By Jessica Mondon

In the song “Free Fallin’” Tom Petty repeats the words “I’m free falling” a lot. I

decided to look at the physics of this free fall. I want to see how far he would free

fall if he fell for the whole time that he said he was free falling. Then I want to see if

he produces enough power with this fall to light the Christmas tree at Rockefeller

Center. He says that he’s free falling for two minutes and 28 seconds (148 s) in the

song. I am assuming he starts at rest and since he is free falling, the only force acting

on him is the force of gravity. Also, since he is free falling the acceleration is just the

acceleration due to gravity, or 9.8 m/s2. Using kinematics we can find the distance

(Δy) that he falls:

Δy = vot + ½ at2

Δy= ½ (-9.8 m/s2) (148 s)2

Δy = -107330 m

I looked up Tom Petty’s weight, and he is approximately 75 kg. This means the force

with which he is falling is:

F = mg

F = (75 kg) (9.8 m/s2)

F = 735 N

I can then calculate the work done by gravity, which is the total work for the system

because gravity is the only force.
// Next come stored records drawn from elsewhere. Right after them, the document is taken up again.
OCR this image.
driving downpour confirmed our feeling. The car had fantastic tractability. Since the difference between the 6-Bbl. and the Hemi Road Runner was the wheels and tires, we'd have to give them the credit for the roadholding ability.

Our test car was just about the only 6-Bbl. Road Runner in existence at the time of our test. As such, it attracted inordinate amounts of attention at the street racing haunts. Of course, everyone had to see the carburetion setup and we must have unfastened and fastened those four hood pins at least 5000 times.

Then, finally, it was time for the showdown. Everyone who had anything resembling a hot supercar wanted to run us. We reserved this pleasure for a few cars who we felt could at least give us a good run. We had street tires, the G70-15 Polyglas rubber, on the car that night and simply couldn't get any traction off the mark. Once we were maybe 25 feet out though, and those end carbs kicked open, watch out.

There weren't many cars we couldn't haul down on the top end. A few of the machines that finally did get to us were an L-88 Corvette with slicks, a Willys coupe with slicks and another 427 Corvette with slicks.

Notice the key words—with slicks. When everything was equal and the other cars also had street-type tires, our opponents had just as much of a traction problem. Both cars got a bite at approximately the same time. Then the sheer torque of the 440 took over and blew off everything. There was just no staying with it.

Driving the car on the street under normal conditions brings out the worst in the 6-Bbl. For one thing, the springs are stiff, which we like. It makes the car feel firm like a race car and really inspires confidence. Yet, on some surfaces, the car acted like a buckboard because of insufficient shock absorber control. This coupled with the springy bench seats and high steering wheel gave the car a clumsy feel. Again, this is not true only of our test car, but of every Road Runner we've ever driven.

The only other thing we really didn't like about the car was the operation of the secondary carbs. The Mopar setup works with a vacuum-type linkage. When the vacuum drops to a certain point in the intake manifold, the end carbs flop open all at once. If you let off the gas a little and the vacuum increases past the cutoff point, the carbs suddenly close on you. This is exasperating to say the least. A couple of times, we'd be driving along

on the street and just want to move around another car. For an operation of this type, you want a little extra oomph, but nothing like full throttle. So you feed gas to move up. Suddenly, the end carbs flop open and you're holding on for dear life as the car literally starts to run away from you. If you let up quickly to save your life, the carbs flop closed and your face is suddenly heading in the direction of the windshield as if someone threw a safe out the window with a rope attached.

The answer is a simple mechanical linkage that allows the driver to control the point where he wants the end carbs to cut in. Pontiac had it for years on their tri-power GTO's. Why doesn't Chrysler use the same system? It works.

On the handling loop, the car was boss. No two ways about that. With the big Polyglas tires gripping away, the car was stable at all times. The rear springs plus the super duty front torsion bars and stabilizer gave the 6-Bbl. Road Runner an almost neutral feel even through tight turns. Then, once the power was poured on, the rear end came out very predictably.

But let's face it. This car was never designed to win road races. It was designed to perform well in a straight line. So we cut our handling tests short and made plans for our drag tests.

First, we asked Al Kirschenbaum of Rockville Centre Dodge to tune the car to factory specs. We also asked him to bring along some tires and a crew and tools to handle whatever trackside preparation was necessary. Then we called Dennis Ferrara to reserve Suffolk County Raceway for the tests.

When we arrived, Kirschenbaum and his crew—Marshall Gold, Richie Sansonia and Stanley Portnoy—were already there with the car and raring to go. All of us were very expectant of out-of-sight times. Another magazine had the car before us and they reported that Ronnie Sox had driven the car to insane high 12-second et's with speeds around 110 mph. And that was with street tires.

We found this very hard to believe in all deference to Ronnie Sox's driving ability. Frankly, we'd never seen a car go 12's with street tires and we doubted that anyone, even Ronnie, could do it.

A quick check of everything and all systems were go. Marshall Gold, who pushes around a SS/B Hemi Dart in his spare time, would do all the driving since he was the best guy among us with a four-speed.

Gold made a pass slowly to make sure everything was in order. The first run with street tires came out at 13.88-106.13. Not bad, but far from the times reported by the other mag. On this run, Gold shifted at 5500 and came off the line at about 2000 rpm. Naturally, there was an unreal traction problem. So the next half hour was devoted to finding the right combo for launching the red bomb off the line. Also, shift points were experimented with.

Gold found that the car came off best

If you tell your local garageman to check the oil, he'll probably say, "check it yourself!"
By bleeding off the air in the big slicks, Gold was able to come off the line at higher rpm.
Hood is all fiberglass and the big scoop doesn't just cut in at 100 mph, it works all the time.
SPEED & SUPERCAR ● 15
We now know the force of gravity, and the distance

he free falls so:

W = FdcosΘ

W= (735 N) (-107330 m) cos(270)

W = 7.9 x 107 J

Now that we found work, and we know time we can calculate the power with which

he falls:

P = W/t

P = (7.9 x 107 J)/(148 s)

P = 533022 W

Now that I found the power with which he falls I need to find the power it takes to

light the tree in Rockefeller Center. I found that there are roughly 30,000 bulbs on

the tree, and each bulb is 7.5 W, so the power needed to light the tree is 225,000 W.

The power with which Tom Petty fell is over twice this, so he fell with enough power

to light the tree in Rockefeller Center twice.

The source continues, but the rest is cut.